Real Correlated Noise (CIN-D Denoising, PSNR↑ / LPIPS↓):

Method	Low	High
PCST (i.i.d. learning)	37.2 / 0.20	29.4 / 0.40
DDRM (i.i.d. diffusion)	35.3 / 0.28	30.8 / 0.39
APRRD-NBSN (correlated noise learning)	17.0 / 0.28	17.1 / 0.38
CARD (Ours)	38.1 / 0.19	31.5 / 0.34

Notably, methods trained specifically for correlated noise (APRRD) generalized poorly (~17 dB), showing that "explicit whitening + general diffusion prior" is more robust than retraining on specific noise statistics.

Ablation Study¶

Sensitivity to covariance estimation error (Denoising PSNR with random perturbations to the whitening transform):

Covariance Perturbation	CARD PSNR	Baseline DDRM
0% (Perfectly known)	29.6 dB	25.0 dB
5% (Small error)	26.5 dB	—
20% (Mid-high error)	23.6 dB	—

Key Findings¶

Advantage scales with noise intensity: While methods are comparable at low noise, CARD's advantage is significant at mid-to-high noise levels. Whitening allows the prior to act correctly, whereas without it, correlated noise structures are mistakenly preserved as image content.
Graceful degradation: Performance drops slightly with a 5% covariance perturbation but remains superior to DDRM. A 20% perturbation drops performance to 23.6 dB, indicating reasonable tolerance for calibration errors.
Cross-sensor transferability: Covariance \(\Sigma\) estimated from Blackfly dark frames successfully improves restoration on Nikon Z30 images, suggesting commonalities in spatial correlation structures across similar rolling-shutter sensors.
Poor generalization of retraining-based methods: Methodologies like APRRD failed on CIN-D, highlighting the utility of CARD's "training-free general prior" approach.

Highlights & Insights¶

Transformation over brute-force: The core trick is whitening. Rather than modifying the diffusion model, the input is transformed into a format the existing solver can handle. This mindset is applicable to any inverse problem solver with strong noise distribution assumptions.
Plug-and-play: CARD is decoupled from pre-trained diffusion models. Adding one linear whitening step expands DDRM's boundary from ideal noise to real-world sensor noise at nearly zero extra cost.
Dataset Contribution: CIN-D fills a void as the first public evaluation set explicitly featuring real spatially correlated noise with accompanying dark frames.
Blind Estimation: The capability to estimate \(\Sigma\) from noisy images via flat-patch sampling reduces the dependency on camera calibration.
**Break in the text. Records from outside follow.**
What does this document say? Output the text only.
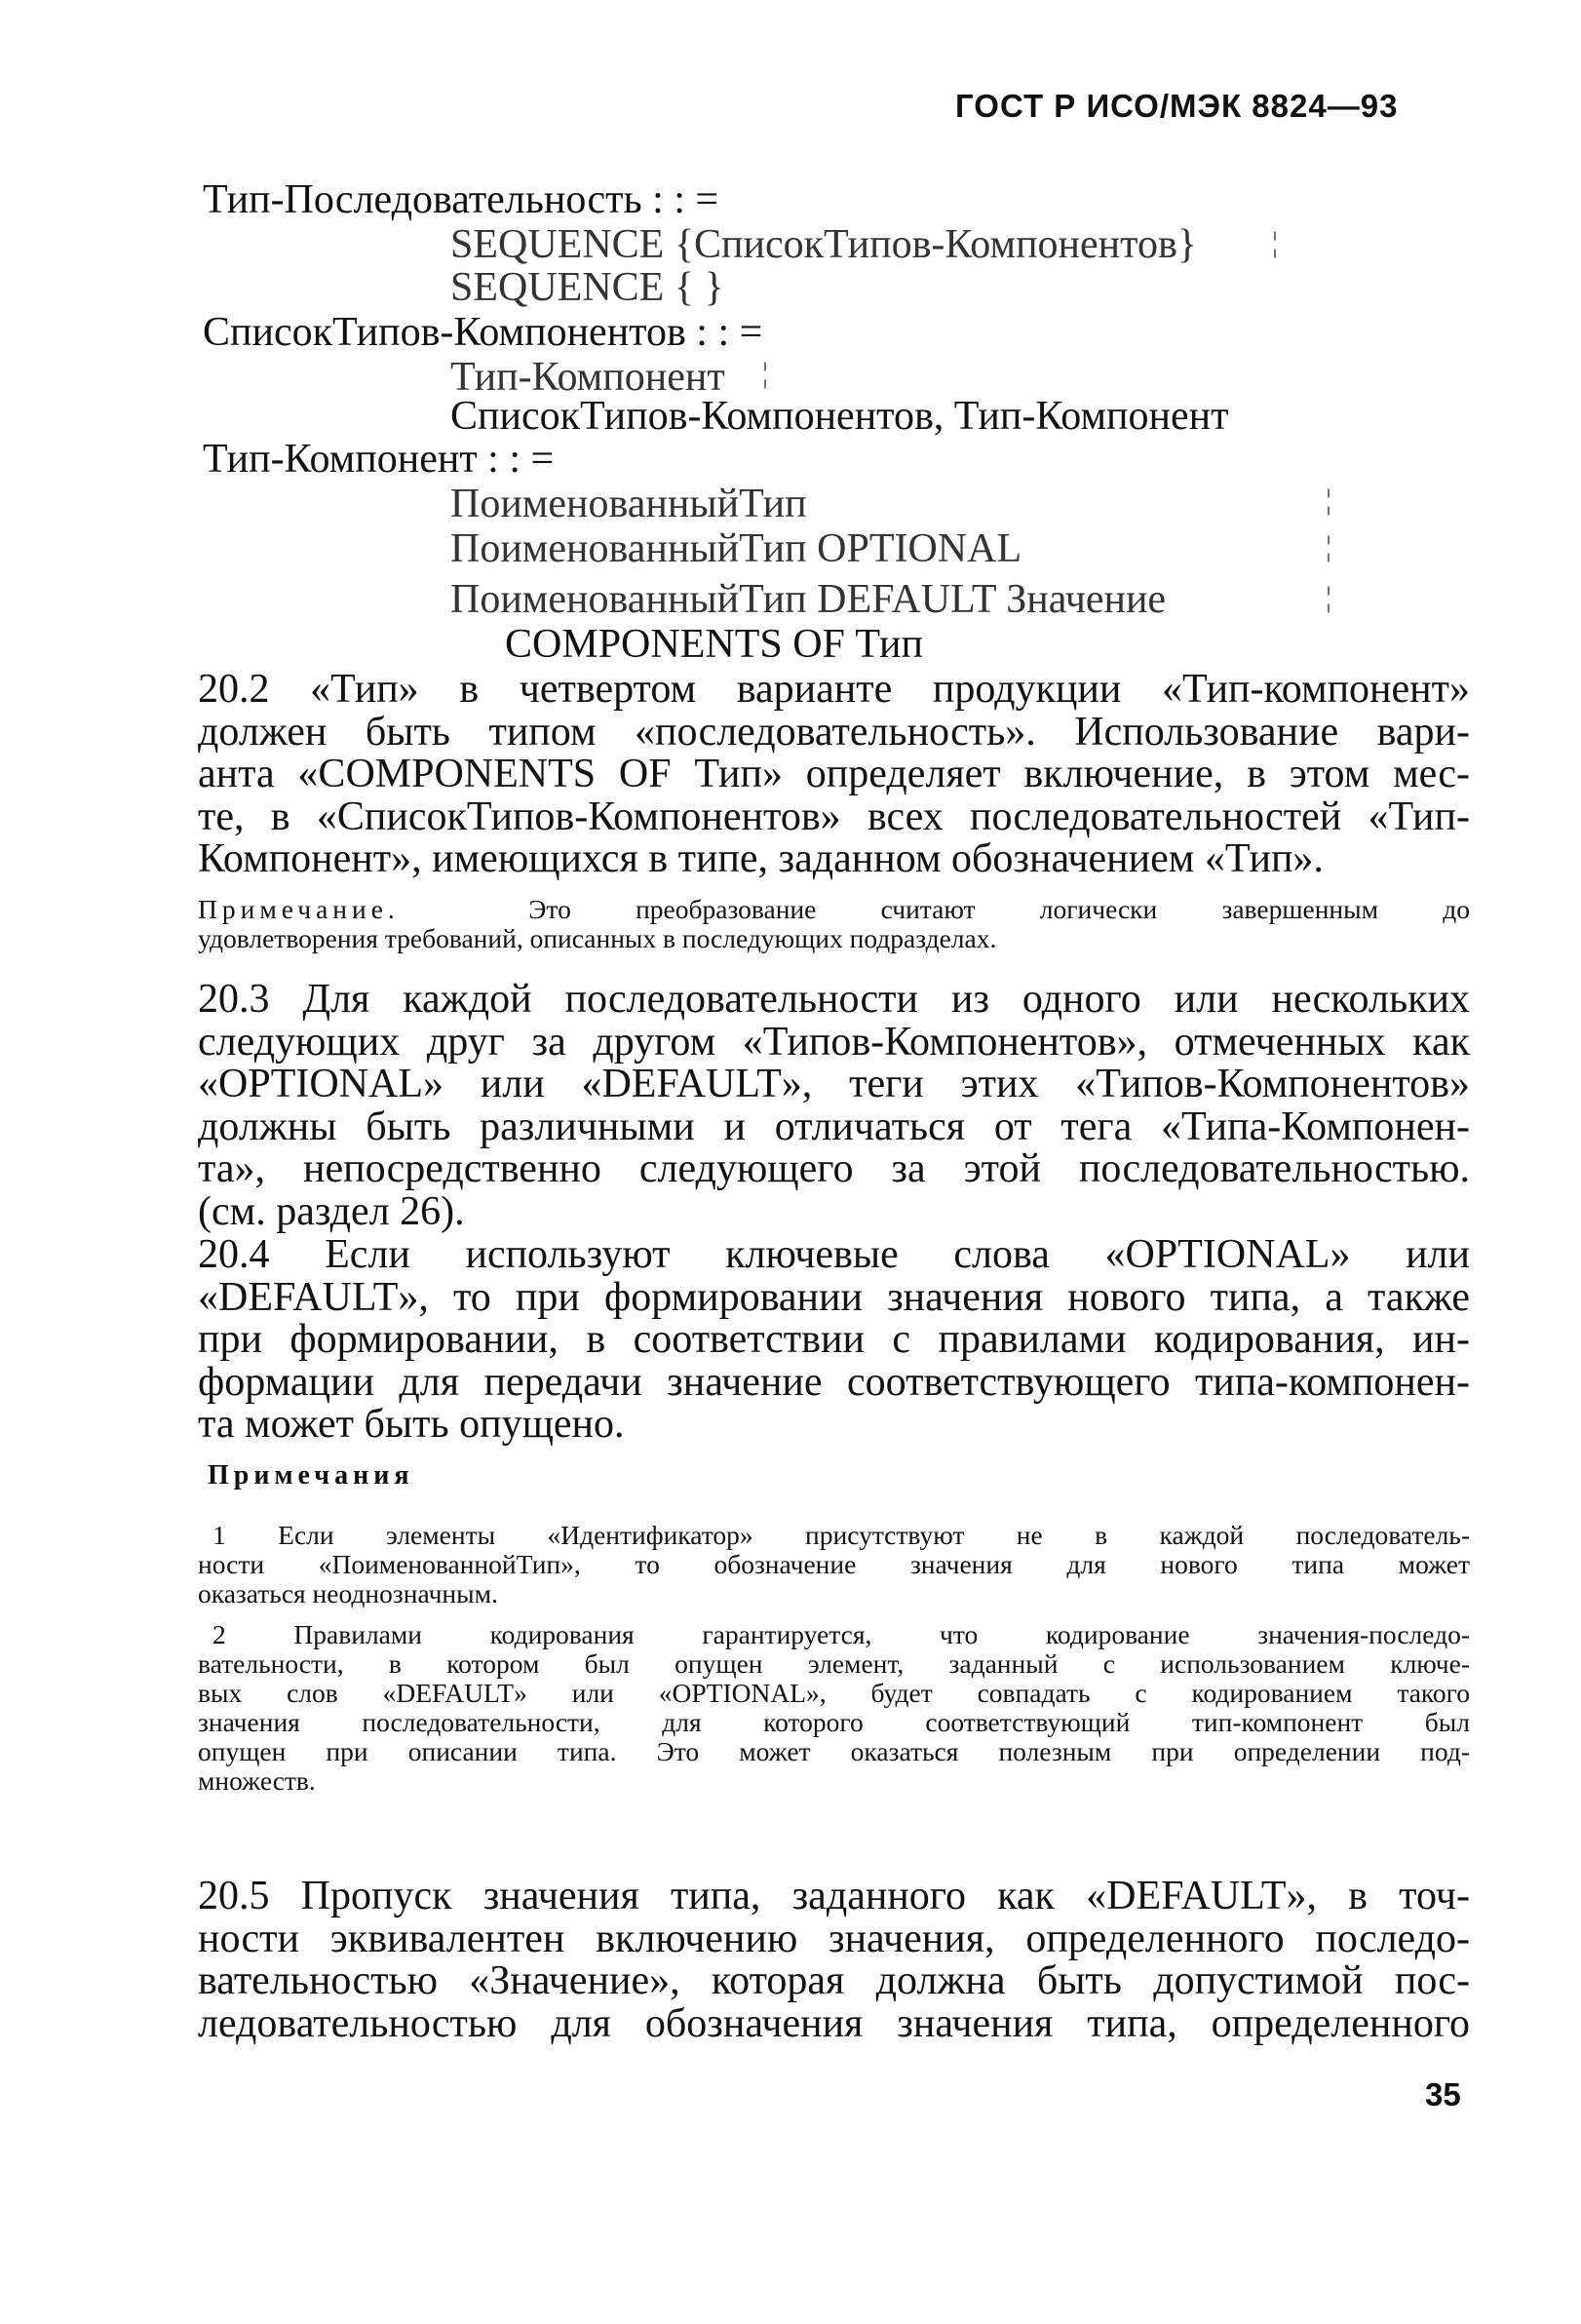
ГОСТ Р ИСО/МЭК 8824—93
Тип-Последовательность : : =
SEQUENCE {СписокТипов-Компонентов}	¦
SEQUENCE { }
СписокТипов-Компонентов : : =
Тип-Компонент ¦
СписокТипов-Компонентов, Тип-Компонент
Тип-Компонент : : =
ПоименованныйТип	¦
ПоименованныйТип OPTIONAL	¦
ПоименованныйТип DEFAULT Значение	¦
COMPONENTS OF Тип
20.2 «Тип» в четвертом варианте продукции «Тип-компонент»
должен быть типом «последовательность». Использование вари-
анта «COMPONENTS OF Тип» определяет включение, в этом мес-
те, в «СписокТипов-Компонентов» всех последовательностей «Тип-
Компонент», имеющихся в типе, заданном обозначением «Тип».
Примечание.	Это преобразование считают логически завершенным до
удовлетворения требований, описанных в последующих подразделах.
20.3 Для каждой последовательности из одного или нескольких
следующих друг за другом «Типов-Компонентов», отмеченных как
«OPTIONAL» или «DEFAULT», теги этих «Типов-Компонентов»
должны быть различными и отличаться от тега «Типа-Компонен-
та», непосредственно следующего за этой последовательностью.
(см. раздел 26).
20.4 Если используют ключевые слова «OPTIONAL» или
«DEFAULT», то при формировании значения нового типа, а также
при формировании, в соответствии с правилами кодирования, ин-
формации для передачи значение соответствующего типа-компонен-
та может быть опущено.
Примечания
1 Если элементы «Идентификатор» присутствуют не в каждой последователь-
ности «ПоименованнойТип», то обозначение значения для нового типа может
оказаться неоднозначным.
2 Правилами кодирования гарантируется, что кодирование значения-последо-
вательности, в котором был опущен элемент, заданный с использованием ключе-
вых слов «DEFAULT» или «OPTIONAL», будет совпадать с кодированием такого
значения последовательности, для которого соответствующий тип-компонент был
опущен при описании типа. Это может оказаться полезным при определении под-
множеств.
20.5 Пропуск значения типа, заданного как «DEFAULT», в точ-
ности эквивалентен включению значения, определенного последо-
вательностью «Значение», которая должна быть допустимой пос-
ледовательностью для обозначения значения типа, определенного
35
Limitations & Future Work¶

Dependency on \(\Sigma\) quality: Performance is fundamentally tied to the accuracy of the covariance estimate; large errors (e.g., 20% perturbation) significantly degrade results.
Short-range approximation: High-resolution tiling assumes correlations only span a few neighboring pixels. For long-range correlations (e.g., global stripes), this approximation might be insufficient.
Linear inverse problems only: Inheriting the DDRM framework limits the method to linear degradation operators (denoising, deblurring, super-resolution), excluding non-linear cases like JPEG or complex ISPs.
CIN-D Scale: With only 100 static scenes and a few camera models, broader validation across more sensors and dynamic scenes is required.

vs DDRM: CARD is a direct extension of DDRM, reusing its closed-form spectral basis updates while adding a pre-whitening step and using singular values of \(\tilde H\).
vs DDNM / DPS / DiffIR: These zero-shot diffusion methods assume i.i.d. noise; CARD fills the gap for correlated noise where these methods (especially DDNM) show limited robustness.
vs Learning-based methods (AP-BSN / APRRD): CARD avoids the generalization issues and retraining requirements of heuristic-based learning methods.

Rating¶

Novelty: ⭐⭐⭐⭐ Simple but elegant—using whitening to generalize DDRM to correlated noise.
Experimental Thoroughness: ⭐⭐⭐⭐ Covers various tasks, synthetic/real noise, and sensitivity tests.
Writing Quality: ⭐⭐⭐⭐ Clear motivation and concise derivations.
Value: ⭐⭐⭐⭐ High practical value for real-world camera restoration through zero-shot application and the CIN-D dataset.